On the Least Colossally Abundant Exception to Robin's Inequality

TL;DR

This paper investigates the least counterexample to Robin's Inequality assuming the Riemann Hypothesis is false, showing it must lie within a specific narrow band near the critical value.

Contribution

It introduces a novel analysis of prime or semiprime quotients between consecutive Colossally Abundant numbers to constrain potential counterexamples to Robin's Inequality.

Findings

If RH is false, the least CA counterexample is confined to a specific logarithmic band.

The analysis excludes the existence of counterexamples beyond a certain threshold.

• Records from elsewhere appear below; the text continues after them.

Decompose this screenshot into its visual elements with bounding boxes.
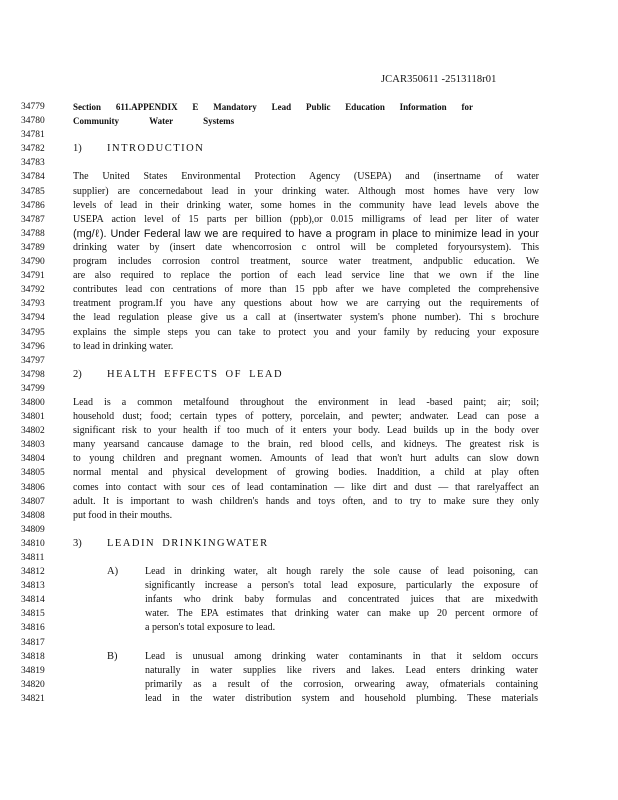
item-text: a person's total exposure to lead. — [145, 622, 276, 634]
document-line — [0, 185, 618, 199]
line-number: 34797 — [21, 355, 45, 366]
line-number: 34804 — [21, 454, 45, 465]
document-line — [0, 396, 618, 410]
paragraph-text: drinking water by (insert date whencorrosion c ontrol will be completed foryoursystem). This — [73, 241, 539, 253]
document-line — [0, 410, 618, 424]
line-number: 34799 — [21, 383, 45, 394]
document-line — [0, 523, 618, 537]
paragraph-text: program includes corrosion control treatment, source water treatment, andpublic education. We — [73, 256, 539, 268]
line-number: 34813 — [21, 581, 45, 592]
line-number: 34819 — [21, 665, 45, 676]
item-text: water. The EPA estimates that drinking water can make up 20 percent ormore of — [145, 608, 538, 620]
line-number: 34809 — [21, 524, 45, 535]
line-number: 34791 — [21, 271, 45, 282]
paragraph-text: treatment program.If you have any questions about how we are carrying out the requirements of — [73, 298, 539, 310]
line-number: 34790 — [21, 257, 45, 268]
document-line — [0, 692, 618, 706]
line-number: 34793 — [21, 299, 45, 310]
line-number: 34814 — [21, 595, 45, 606]
paragraph-text: adult. It is important to wash children's hands and toys often, and to try to make sure they only — [73, 495, 539, 507]
document-line — [0, 311, 618, 325]
line-number: 34783 — [21, 158, 45, 169]
line-number: 34780 — [21, 116, 45, 127]
item-text: lead in the water distribution system and household plumbing. These materials — [145, 692, 538, 704]
paragraph-text: normal mental and physical development of growing bodies. Inaddition, a child at play often — [73, 467, 539, 479]
item-label: A) — [107, 566, 119, 578]
document-line — [0, 241, 618, 255]
item-text: primarily as a result of the corrosion, orwearing away, ofmaterials containing — [145, 678, 538, 690]
item-text: infants who drink baby formulas and concentrated juices that are mixedwith — [145, 594, 538, 606]
document-line — [0, 636, 618, 650]
line-number: 34817 — [21, 637, 45, 648]
document-line — [0, 664, 618, 678]
paragraph-text: comes into contact with sour ces of lead contamination — like dirt and dust — that rarelyaffect an — [73, 481, 539, 493]
document-line — [0, 607, 618, 621]
line-number: 34818 — [21, 651, 45, 662]
document-line — [0, 678, 618, 692]
line-number: 34802 — [21, 426, 45, 437]
section-number: 3) — [73, 537, 82, 549]
line-number: 34820 — [21, 679, 45, 690]
document-line — [0, 283, 618, 297]
document-body — [0, 100, 618, 706]
document-line — [0, 128, 618, 142]
paragraph-text: many yearsand cancause damage to the brain, red blood cells, and kidneys. The greatest risk is — [73, 439, 539, 451]
line-number: 34810 — [21, 538, 45, 549]
document-reference: JCAR350611 -2513118r01 — [381, 74, 497, 85]
line-number: 34803 — [21, 440, 45, 451]
line-number: 34801 — [21, 412, 45, 423]
document-line — [0, 650, 618, 664]
document-line — [0, 495, 618, 509]
line-number: 34805 — [21, 468, 45, 479]
section-number: 1) — [73, 143, 82, 155]
line-number: 34784 — [21, 172, 45, 183]
item-label: B) — [107, 650, 118, 662]
paragraph-text: Lead is a common metalfound throughout the environment in lead -based paint; air; soil; — [73, 396, 539, 408]
line-number: 34812 — [21, 567, 45, 578]
item-text: significantly increase a person's total lead exposure, particularly the exposure of — [145, 580, 538, 592]
line-number: 34781 — [21, 130, 45, 141]
document-line — [0, 438, 618, 452]
document-line — [0, 100, 618, 114]
section-title: HEALTH EFFECTS OF LEAD — [107, 368, 284, 380]
line-number: 34816 — [21, 623, 45, 634]
paragraph-text: the lead regulation please give us a call at (insertwater system's phone number). Thi s brochure — [73, 312, 539, 324]
line-number: 34786 — [21, 200, 45, 211]
document-line — [0, 579, 618, 593]
appendix-title: Section 611.APPENDIX E Mandatory Lead Public Education Information for — [73, 102, 473, 112]
document-line — [0, 424, 618, 438]
document-line — [0, 326, 618, 340]
section-title: LEADIN DRINKINGWATER — [107, 537, 269, 549]
section-title: INTRODUCTION — [107, 143, 205, 155]
document-line — [0, 452, 618, 466]
document-line — [0, 368, 618, 382]
document-line — [0, 156, 618, 170]
line-number: 34779 — [21, 102, 45, 112]
document-line — [0, 142, 618, 156]
paragraph-text: The United States Environmental Protection Agency (USEPA) and (insertname of water — [73, 171, 539, 183]
document-line — [0, 481, 618, 495]
paragraph-text: put food in their mouths. — [73, 509, 173, 521]
line-number: 34806 — [21, 482, 45, 493]
document-line — [0, 199, 618, 213]
line-number: 34795 — [21, 327, 45, 338]
document-line — [0, 509, 618, 523]
line-number: 34821 — [21, 693, 45, 704]
paragraph-text: significant risk to your health if too much of it enters your body. Lead builds up in the body over — [73, 425, 539, 437]
line-number: 34792 — [21, 285, 45, 296]
paragraph-text: to young children and pregnant women. Amounts of lead that won't hurt adults can slow down — [73, 453, 539, 465]
document-line — [0, 354, 618, 368]
paragraph-text: explains the simple steps you can take to protect you and your family by reducing your exposure — [73, 326, 539, 338]
line-number: 34789 — [21, 242, 45, 253]
paragraph-text: household dust; food; certain types of pottery, porcelain, and pewter; andwater. Lead can pose a — [73, 411, 539, 423]
line-number: 34794 — [21, 313, 45, 324]
line-number: 34798 — [21, 369, 45, 380]
paragraph-text: USEPA action level of 15 parts per billion (ppb),or 0.015 milligrams of lead per liter of water — [73, 213, 539, 225]
document-line — [0, 269, 618, 283]
appendix-title-cont: Community Water Systems — [73, 116, 235, 127]
document-line — [0, 593, 618, 607]
document-line — [0, 255, 618, 269]
section-number: 2) — [73, 368, 82, 380]
document-line — [0, 297, 618, 311]
item-text: Lead in drinking water, alt hough rarely the sole cause of lead poisoning, can — [145, 566, 538, 578]
document-line — [0, 213, 618, 227]
line-number: 34807 — [21, 496, 45, 507]
item-text: naturally in water supplies like rivers and lakes. Lead enters drinking water — [145, 664, 538, 676]
line-number: 34815 — [21, 609, 45, 620]
document-line — [0, 227, 618, 241]
document-line — [0, 537, 618, 551]
line-number: 34787 — [21, 214, 45, 225]
document-line — [0, 551, 618, 565]
line-number: 34800 — [21, 397, 45, 408]
line-number: 34782 — [21, 144, 45, 155]
paragraph-text: contributes lead con centrations of more than 15 ppb after we have completed the comprehensive — [73, 284, 539, 296]
document-line — [0, 621, 618, 635]
line-number: 34785 — [21, 186, 45, 197]
document-line — [0, 170, 618, 184]
line-number: 34808 — [21, 510, 45, 521]
line-number: 34788 — [21, 228, 45, 239]
paragraph-text: (mg/ℓ). Under Federal law we are required to have a program in place to minimize lead in your — [73, 227, 539, 240]
paragraph-text: are also required to replace the portion of each lead service line that we own if the line — [73, 270, 539, 282]
paragraph-text: supplier) are concernedabout lead in your drinking water. Although most homes have very low — [73, 185, 539, 197]
document-line — [0, 114, 618, 128]
document-line — [0, 340, 618, 354]
paragraph-text: to lead in drinking water. — [73, 340, 174, 352]
document-line — [0, 466, 618, 480]
line-number: 34811 — [21, 553, 45, 563]
line-number: 34796 — [21, 341, 45, 352]
document-line — [0, 565, 618, 579]
item-text: Lead is unusual among drinking water contaminants in that it seldom occurs — [145, 650, 538, 662]
document-line — [0, 382, 618, 396]
paragraph-text: levels of lead in their drinking water, some homes in the community have lead levels above the — [73, 199, 539, 211]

Provides a new perspective on the distribution of CA numbers relative to Robin's Inequality.

Abstract

Robin's Inequality posits $G(n)<e^{\gamma}$ for $n>5040$. Robin also showed that if the Riemann Hypothesis (RH) is false, then $G(n)>e^{\gamma}\left(1+\displaystyle\frac{c}{(\log n)^{b}}\right)$ for infinitely many values of $n$. By analyzing the prime or semiprime quotient $\displaystyle\frac{n}{m}$ for consecutive Colossally Abundant (CA) numbers $m$ followed by $n$ (where $m$ satisfies Robin's Inequality and $n$ violates it), we demonstrate that if the Riemann Hypothesis is false, then the least CA counterexample, $n$, must be constrained to the band $e^\gamma<G(n)<e^\gamma \left(1+\displaystyle\frac{c}{(\log n)^b}\right)$ where $0 < b < 1/2$, i.e. excluded from the infinite set beyond the higher threshold.